Chew and Brill were among the hundreds arrested during the course of the strike and 50 years later Chew recalled the experience of being hosed against a wall during a jail protest along with hundreds of other women.
“There was police presence on campus every day and they came from other counties, too,” Leahy said. “Hundreds upon hundreds of people were arrested.”
She said her time at SF State helped her understand the anger she felt in her youth toward her own culture.
“I was forced to be Americanized as a child,” Chew said. “I wasn’t allowed to speak Chinese in school and I didn’t understand the resentment and self-hate I felt after high school.”
Brill was arrested confronting then-president S.I. Hayakawa, who turned the sound system off during a protest. Brill grappled with the administrator for the microphone and ended up in cuffs.
Brill later wrote a novelized short story describing his parents’ shock and disapproval after his arrest.
“Students are the most exploited class in American society,” he said.
“The generation gap was more than a slogan,” Eis added. “It was very real, and a lot of us felt that.”
The students weren’t alone in their protest, though. Zeltzer said faculty members formed a picket line in solidarity, and student strikers went in groups of twos and threes to speak with faculty and try to gain support for the movement.
“The strike was the greatest education I’ve ever received,” he said.
Zeltzer played 50-year-old footage from the strike for students at the library event that showed many of the revolutionaries in attendance in action.
Though the student strikers won their demands and changed education at SF State forever, Leahy said the result wasn’t viewed favorably by everyone on campus or in society.
“I knew that there were fellow students in my classes who were not for the strike. I knew I had to go back to class with them,” Leahy said. “We were friendly, but not friends. We didn’t talk about it afterward.
“People aren’t going to learn if they don’t want to,” she added. “You can’t make people see.”
Fifty years after the strike, Eis said society still has a lot of work to do.
“It’s a shame that you need a civil rights movement in a country that’s supposed to be a democracy,” he said.
Today, ethnic studies departments are prevalent in universities all around the nation, but SF State still has the only College of Ethnic Studies in the U.S. and Leahy said there’s a long way to go.
“You have to be active in your learning, the most important thing is critical thinking,” Leahy told students. “We have to understand that there are a variety of ways to view things, [and] kids who are not learning ethnic studies are not learning.”
Correction: In the specialty section of issue Vol 109, Issue 8 published on March 19, 2019 of Xpress, the story poured under the headline, “1968 activists give insight into history of longest student strike,” is not the story that was intended to run. The story that was published was “Coalitions embody need for solidarity,” by Geoffrey Scott from Volume 108, Issue 11. This error is a result of the design team not using Lorum Ipsum placeholder text when creating the page layout. Xpress deeply regrets this error. (March 20, 2019)

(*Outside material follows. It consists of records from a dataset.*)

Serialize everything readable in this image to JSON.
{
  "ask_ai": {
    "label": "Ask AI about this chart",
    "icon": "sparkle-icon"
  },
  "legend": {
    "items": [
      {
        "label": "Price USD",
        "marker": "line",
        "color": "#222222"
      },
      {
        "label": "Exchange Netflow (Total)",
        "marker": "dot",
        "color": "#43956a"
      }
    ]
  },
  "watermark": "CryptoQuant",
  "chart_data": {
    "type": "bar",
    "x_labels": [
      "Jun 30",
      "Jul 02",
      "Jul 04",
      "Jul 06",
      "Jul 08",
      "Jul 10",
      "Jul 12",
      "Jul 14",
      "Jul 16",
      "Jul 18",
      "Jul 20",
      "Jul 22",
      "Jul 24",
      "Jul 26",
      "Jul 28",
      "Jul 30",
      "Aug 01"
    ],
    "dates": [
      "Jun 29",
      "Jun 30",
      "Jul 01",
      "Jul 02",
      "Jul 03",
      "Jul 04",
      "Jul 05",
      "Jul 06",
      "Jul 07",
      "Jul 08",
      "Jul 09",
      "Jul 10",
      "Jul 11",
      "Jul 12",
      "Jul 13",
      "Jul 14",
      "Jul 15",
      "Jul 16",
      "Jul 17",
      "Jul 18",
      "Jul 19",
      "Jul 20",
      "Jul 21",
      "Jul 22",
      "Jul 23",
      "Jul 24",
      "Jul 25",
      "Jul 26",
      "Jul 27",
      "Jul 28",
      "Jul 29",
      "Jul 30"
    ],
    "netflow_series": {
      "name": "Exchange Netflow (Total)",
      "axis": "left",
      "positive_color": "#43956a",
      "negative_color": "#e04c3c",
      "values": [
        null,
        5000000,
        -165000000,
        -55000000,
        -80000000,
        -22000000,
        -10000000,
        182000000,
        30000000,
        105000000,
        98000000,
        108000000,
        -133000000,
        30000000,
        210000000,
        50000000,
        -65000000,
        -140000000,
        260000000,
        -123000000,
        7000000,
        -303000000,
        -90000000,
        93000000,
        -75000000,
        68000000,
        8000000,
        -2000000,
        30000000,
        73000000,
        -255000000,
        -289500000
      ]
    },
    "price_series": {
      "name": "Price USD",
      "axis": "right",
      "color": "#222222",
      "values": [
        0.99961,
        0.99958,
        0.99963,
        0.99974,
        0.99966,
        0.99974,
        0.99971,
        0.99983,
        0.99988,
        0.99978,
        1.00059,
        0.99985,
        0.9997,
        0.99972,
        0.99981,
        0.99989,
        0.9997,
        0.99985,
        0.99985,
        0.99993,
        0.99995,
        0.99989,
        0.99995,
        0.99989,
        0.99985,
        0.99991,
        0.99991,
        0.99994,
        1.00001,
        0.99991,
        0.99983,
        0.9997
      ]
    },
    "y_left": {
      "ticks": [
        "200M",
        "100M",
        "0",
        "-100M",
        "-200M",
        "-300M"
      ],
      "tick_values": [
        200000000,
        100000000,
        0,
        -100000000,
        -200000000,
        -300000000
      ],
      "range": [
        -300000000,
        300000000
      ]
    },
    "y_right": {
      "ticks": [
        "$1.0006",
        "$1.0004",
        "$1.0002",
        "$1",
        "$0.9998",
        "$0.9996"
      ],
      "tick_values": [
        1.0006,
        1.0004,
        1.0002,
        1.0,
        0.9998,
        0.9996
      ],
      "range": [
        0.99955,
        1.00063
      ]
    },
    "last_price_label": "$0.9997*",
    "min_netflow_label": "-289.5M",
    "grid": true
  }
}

Ernie Brill • May 26, 2020 at 3:41 am
In her March 19,2019 article about the San Francisco State stirke , your reporter Julia Costido quotes me incorrectly in a statement i never made. She claims i said that” students are the most exploited class in America.” I nevere said nor would I ever say this. Student are not and never haave been the ‘most exploited class in America. For one thing student are not an exploited “class” or even an exploied ” group”. This phrasing has sthe shallow stench of an infamous essay written by Norman Mailer- “Student as Nigger” that many shallow commentators and slow-tinking dilletantes thought wonderful when it was simply Mailerian balderdash and hooey. It has always been very cleare to me that the most exploited class in America is the most exploited class in Ameria is the African American, Latino/latinx, Asian Americans and native Americans, without a question.